Grandpa did the design and printing work, and my grandmother, with a high school diploma, kept the books.  The family prospered.  My mom graduated from Abraham Lincoln High School and took a business course which helped her get a job at Metropolitan Life Insurance.

But then the crash came.  Just like almost everyone else, my grandparents lost every dollar they had in their bank accounts.  They lost their business, their savings, and the home they were buying.  Everything they worked for was gone.  They lost their future – nothing left.  From then on, life became a patchwork of odd jobs.  Grandmother relied on tips as she waited tables at Younkers Tea Room.  Except when he worked in the war plant at Tech High, Grandpa never found a long-term job again.  There was no money.  My grandparents moved into my mother’s new, tiny bachelorette apartment because they were desperate.  

No opportunities remained even though they had done all the right things – get more education, start a business, grow their company into a good living, and save money for their old age.   

“KA-BOOM!”  Everything was gone.

My grandmother died before she could age into retirement, but Grandpa did age into retirement.  His last years through the depression were composed of patching life together; he had no savings.  But this is where Roosevelt’s Social Security program came into place.  Social Security gave him a life in his senior years that had some dignity and enough extra money that he could give me my first bicycle – a used one he painted blue for me.  It wasn’t a lot of money, but it kept my Grandpa out of the poor house.

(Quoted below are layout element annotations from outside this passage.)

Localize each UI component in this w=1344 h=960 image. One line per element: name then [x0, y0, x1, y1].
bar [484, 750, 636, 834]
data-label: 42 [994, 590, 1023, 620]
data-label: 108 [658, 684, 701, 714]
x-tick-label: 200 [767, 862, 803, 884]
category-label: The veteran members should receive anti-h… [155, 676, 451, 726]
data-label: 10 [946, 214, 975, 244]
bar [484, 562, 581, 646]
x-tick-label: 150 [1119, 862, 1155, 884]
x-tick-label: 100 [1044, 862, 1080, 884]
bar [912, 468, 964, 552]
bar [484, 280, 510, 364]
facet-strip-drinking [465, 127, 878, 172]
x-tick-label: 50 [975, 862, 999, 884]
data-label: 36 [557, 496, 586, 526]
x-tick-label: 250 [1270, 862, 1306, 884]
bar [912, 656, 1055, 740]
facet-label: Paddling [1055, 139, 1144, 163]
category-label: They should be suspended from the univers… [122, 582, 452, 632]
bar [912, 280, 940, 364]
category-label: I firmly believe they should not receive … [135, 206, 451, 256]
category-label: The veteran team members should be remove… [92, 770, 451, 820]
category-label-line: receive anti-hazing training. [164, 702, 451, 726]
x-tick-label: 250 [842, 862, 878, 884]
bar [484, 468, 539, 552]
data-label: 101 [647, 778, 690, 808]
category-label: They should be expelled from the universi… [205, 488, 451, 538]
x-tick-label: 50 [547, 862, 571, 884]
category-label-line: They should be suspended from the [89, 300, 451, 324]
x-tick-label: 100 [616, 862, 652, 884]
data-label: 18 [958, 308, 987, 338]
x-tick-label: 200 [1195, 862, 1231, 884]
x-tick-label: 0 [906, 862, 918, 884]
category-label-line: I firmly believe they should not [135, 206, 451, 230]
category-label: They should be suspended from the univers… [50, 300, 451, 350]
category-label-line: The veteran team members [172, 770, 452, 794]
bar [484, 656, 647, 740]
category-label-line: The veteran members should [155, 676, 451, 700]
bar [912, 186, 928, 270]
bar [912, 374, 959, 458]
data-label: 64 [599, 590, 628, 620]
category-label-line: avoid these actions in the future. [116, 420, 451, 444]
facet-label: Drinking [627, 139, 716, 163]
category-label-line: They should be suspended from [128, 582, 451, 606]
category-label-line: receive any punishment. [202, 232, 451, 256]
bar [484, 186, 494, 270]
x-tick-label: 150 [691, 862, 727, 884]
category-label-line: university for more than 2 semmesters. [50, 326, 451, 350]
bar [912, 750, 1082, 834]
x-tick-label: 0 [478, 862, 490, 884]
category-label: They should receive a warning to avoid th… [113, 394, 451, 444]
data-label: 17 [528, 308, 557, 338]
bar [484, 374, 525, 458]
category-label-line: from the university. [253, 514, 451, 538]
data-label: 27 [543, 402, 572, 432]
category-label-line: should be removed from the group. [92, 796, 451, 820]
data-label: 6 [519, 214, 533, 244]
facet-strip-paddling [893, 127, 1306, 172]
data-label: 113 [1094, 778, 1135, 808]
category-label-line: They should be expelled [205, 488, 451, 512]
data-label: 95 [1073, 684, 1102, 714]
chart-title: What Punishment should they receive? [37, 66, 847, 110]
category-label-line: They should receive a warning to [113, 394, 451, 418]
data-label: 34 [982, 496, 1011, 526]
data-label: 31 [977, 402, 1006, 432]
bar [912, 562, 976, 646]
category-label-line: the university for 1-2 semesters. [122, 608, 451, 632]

Social Security is the American Safety Net

Social Security touches the lives of every American, both directly and indirectly.  Social Security helps older Americans, workers who become disabled, wounded warriors, and families in which a spouse or parent dies.  Today, like my Grandpa, 40% of Americans rely upon Social Security as their only income in retirement.   Only  6.8 percent of US seniors receive payments from three kinds of income:  Social Security, a defined benefit pension, and a defined contribution plan.

In summary,  watch out! 

The attacks on Social Security are geared up.

Social Security is a model of a simple, universal, and overwhelmingly popular government program.   It is more popular than any other government program.  Since 1935 — for almost 90 years, our Social Security system continues to prove how Wall Street is wrong when it claims private corporations are more efficient than what we can do together.

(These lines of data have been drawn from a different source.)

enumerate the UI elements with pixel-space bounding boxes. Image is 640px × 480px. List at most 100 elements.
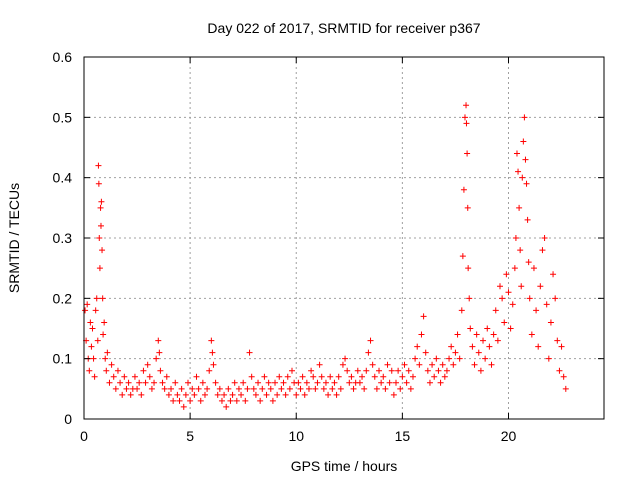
data-point <box>435 367 442 374</box>
x-tick-label: 10 <box>288 428 304 444</box>
data-point <box>388 367 395 374</box>
axis-ticks <box>83 56 604 420</box>
data-points <box>82 102 569 410</box>
data-point <box>471 361 478 368</box>
data-point <box>505 289 512 296</box>
data-point <box>88 343 95 350</box>
data-point <box>407 385 414 392</box>
data-point <box>293 391 300 398</box>
data-point <box>382 385 389 392</box>
data-point <box>297 385 304 392</box>
data-point <box>484 325 491 332</box>
data-point <box>494 337 501 344</box>
data-point <box>265 379 272 386</box>
data-point <box>84 301 91 308</box>
data-point <box>110 373 117 380</box>
data-point <box>380 373 387 380</box>
data-point <box>376 367 383 374</box>
data-point <box>242 397 249 404</box>
data-point <box>513 150 520 157</box>
data-point <box>503 271 510 278</box>
data-point <box>276 373 283 380</box>
data-point <box>153 355 160 362</box>
data-point <box>325 391 332 398</box>
data-point <box>289 367 295 374</box>
x-tick-label: 0 <box>80 428 88 444</box>
data-point <box>322 379 329 386</box>
y-tick-label: 0.3 <box>53 230 73 246</box>
data-point <box>94 337 101 344</box>
data-point <box>233 397 240 404</box>
data-point <box>305 385 312 392</box>
data-point <box>446 355 453 362</box>
data-point <box>140 367 147 374</box>
data-point <box>96 235 103 241</box>
data-point <box>560 373 567 380</box>
data-point <box>235 385 242 392</box>
data-point <box>148 385 155 392</box>
data-point <box>339 361 346 368</box>
data-point <box>103 367 110 374</box>
data-point <box>134 385 141 392</box>
data-point <box>199 379 206 386</box>
data-point <box>467 325 474 332</box>
data-point <box>210 361 217 368</box>
data-point <box>490 331 497 338</box>
data-point <box>125 379 132 386</box>
data-point <box>361 385 368 392</box>
data-point <box>156 349 163 356</box>
data-point <box>159 379 166 386</box>
data-point <box>539 247 546 254</box>
data-point <box>378 379 385 386</box>
data-point <box>93 295 100 302</box>
data-point <box>161 385 168 392</box>
y-tick-label: 0 <box>64 411 72 427</box>
data-point <box>99 295 106 302</box>
data-point <box>165 391 172 398</box>
data-point <box>461 114 468 121</box>
data-point <box>519 174 526 181</box>
data-point <box>221 391 228 398</box>
data-point <box>96 265 103 272</box>
data-point <box>403 379 410 386</box>
data-point <box>282 391 289 398</box>
data-point <box>523 180 530 187</box>
data-point <box>522 156 529 163</box>
data-point <box>82 307 89 314</box>
data-point <box>518 283 525 290</box>
data-point <box>218 397 225 404</box>
data-point <box>163 373 170 380</box>
data-point <box>439 361 446 368</box>
data-point <box>545 355 552 362</box>
data-point <box>477 367 484 374</box>
data-point <box>333 391 340 398</box>
data-point <box>227 397 234 404</box>
data-point <box>263 391 270 398</box>
data-point <box>475 349 482 356</box>
data-point <box>206 367 213 374</box>
data-point <box>187 397 194 404</box>
data-point <box>533 307 540 314</box>
data-point <box>201 391 208 398</box>
data-point <box>284 373 291 380</box>
data-point <box>418 331 425 338</box>
data-point <box>543 301 550 308</box>
data-point <box>280 379 287 386</box>
data-point <box>117 379 124 386</box>
data-point <box>182 391 189 398</box>
data-point <box>114 367 121 374</box>
data-point <box>401 361 408 368</box>
data-point <box>541 235 548 241</box>
data-point <box>547 319 554 326</box>
data-point <box>172 379 179 386</box>
data-point <box>119 391 126 398</box>
data-point <box>193 373 200 380</box>
data-point <box>465 265 472 272</box>
data-point <box>286 385 293 392</box>
data-point <box>335 373 342 380</box>
data-point <box>316 361 323 368</box>
data-point <box>131 373 138 380</box>
data-point <box>469 343 476 350</box>
data-point <box>530 265 537 272</box>
data-point <box>214 391 221 398</box>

Social Security and Medicare are extremely popular and depended upon by almost every American.  Although Wall Street and others have tried to cut, privatize, or destroy both for decades, they failed because Americans spoke out; Americans insisted and demanded protection without cuts to Social Security and Medicare.  

Always before Wall Street and their right-wing partners tried using fast-tracked commissions, committees, and processes like Mitt Romney’s proposal for his TRUST Act.   Wall Street and its conservative pals wanted to cut Social Security behind closed doors without Americans blaming them.

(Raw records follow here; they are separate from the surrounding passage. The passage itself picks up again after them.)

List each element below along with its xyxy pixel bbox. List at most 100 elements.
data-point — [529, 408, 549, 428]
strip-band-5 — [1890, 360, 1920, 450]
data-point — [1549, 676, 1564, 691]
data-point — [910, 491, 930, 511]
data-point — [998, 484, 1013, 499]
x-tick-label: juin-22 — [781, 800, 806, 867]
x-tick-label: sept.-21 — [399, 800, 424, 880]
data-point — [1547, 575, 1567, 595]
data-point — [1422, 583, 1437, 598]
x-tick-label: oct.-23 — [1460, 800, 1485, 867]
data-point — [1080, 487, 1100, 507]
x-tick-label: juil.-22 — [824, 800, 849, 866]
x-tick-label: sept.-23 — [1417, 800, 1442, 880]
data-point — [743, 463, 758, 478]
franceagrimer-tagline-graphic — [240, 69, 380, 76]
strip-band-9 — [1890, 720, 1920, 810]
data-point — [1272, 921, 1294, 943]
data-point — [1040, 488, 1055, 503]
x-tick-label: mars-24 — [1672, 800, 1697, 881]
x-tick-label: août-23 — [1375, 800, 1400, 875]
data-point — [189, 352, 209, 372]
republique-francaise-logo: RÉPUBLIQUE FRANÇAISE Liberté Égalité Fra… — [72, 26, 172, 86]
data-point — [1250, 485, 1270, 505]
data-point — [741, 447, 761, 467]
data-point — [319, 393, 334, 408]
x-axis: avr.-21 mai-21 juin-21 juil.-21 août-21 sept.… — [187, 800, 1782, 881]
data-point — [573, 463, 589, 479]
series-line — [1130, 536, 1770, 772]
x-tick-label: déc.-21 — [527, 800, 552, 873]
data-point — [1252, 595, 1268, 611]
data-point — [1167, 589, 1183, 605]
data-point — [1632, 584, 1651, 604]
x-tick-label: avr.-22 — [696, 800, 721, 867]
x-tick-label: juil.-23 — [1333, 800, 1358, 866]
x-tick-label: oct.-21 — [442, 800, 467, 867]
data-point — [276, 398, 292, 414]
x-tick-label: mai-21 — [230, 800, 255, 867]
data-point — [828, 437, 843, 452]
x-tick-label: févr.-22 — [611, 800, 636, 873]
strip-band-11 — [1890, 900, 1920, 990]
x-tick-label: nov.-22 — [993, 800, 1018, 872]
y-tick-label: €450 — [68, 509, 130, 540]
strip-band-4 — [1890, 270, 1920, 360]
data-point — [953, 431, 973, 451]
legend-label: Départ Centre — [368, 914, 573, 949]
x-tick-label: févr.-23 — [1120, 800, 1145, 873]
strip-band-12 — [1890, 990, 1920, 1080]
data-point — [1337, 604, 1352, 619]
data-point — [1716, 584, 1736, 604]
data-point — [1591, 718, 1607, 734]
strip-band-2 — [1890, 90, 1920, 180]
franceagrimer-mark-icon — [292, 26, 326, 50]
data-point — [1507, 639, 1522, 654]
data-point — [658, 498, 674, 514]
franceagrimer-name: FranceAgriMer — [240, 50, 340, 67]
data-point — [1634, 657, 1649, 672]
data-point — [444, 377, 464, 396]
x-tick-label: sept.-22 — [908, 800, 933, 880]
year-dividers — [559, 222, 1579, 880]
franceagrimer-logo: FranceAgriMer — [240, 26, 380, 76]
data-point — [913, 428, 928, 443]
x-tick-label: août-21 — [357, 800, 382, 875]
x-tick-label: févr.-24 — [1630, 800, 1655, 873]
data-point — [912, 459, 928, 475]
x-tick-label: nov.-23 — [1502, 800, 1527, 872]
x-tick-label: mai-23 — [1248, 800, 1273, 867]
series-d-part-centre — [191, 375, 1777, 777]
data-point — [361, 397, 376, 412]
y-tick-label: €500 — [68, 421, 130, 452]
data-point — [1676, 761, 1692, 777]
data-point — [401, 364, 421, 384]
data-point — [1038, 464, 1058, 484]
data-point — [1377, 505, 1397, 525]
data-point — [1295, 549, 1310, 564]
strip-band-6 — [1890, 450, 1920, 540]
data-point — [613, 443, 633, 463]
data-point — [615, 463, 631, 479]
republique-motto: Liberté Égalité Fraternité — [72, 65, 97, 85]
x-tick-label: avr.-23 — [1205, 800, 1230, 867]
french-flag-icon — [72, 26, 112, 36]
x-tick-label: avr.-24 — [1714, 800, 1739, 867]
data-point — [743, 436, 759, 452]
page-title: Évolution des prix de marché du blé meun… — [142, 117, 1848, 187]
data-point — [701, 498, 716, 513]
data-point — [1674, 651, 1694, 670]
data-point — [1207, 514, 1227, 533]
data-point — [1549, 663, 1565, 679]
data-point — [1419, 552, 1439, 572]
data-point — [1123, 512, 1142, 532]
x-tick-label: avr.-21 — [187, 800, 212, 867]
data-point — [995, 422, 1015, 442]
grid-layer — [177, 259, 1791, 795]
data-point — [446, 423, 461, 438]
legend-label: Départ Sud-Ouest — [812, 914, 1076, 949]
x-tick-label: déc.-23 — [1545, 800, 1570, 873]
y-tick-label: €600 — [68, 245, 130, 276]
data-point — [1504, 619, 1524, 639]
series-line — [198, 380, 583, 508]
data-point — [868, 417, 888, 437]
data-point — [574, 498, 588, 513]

In 2011 – the last federal government shutdown, negotiations resulted in an agreement that prolonged the Great Recession, downgraded the United States’ credit rating, and almost cut Social Security and Medicare. 

Now, the “secret” that right-wing conservatives initially kept out of the public’s eyes is no longer secret.  Before the election, Senator Rick Scott (R-FL) even put it in writing as a promise to the American people; these folks often all bragged about their goal to kill Social Security and Medicare, but not all of us listened.

AMERICA IS A DEMOCRACY.  

We must rise.  We must use our voices to demand the federal government stay open.  We fight to protect Social Security, Medicare, and the US economy by keeping our government open.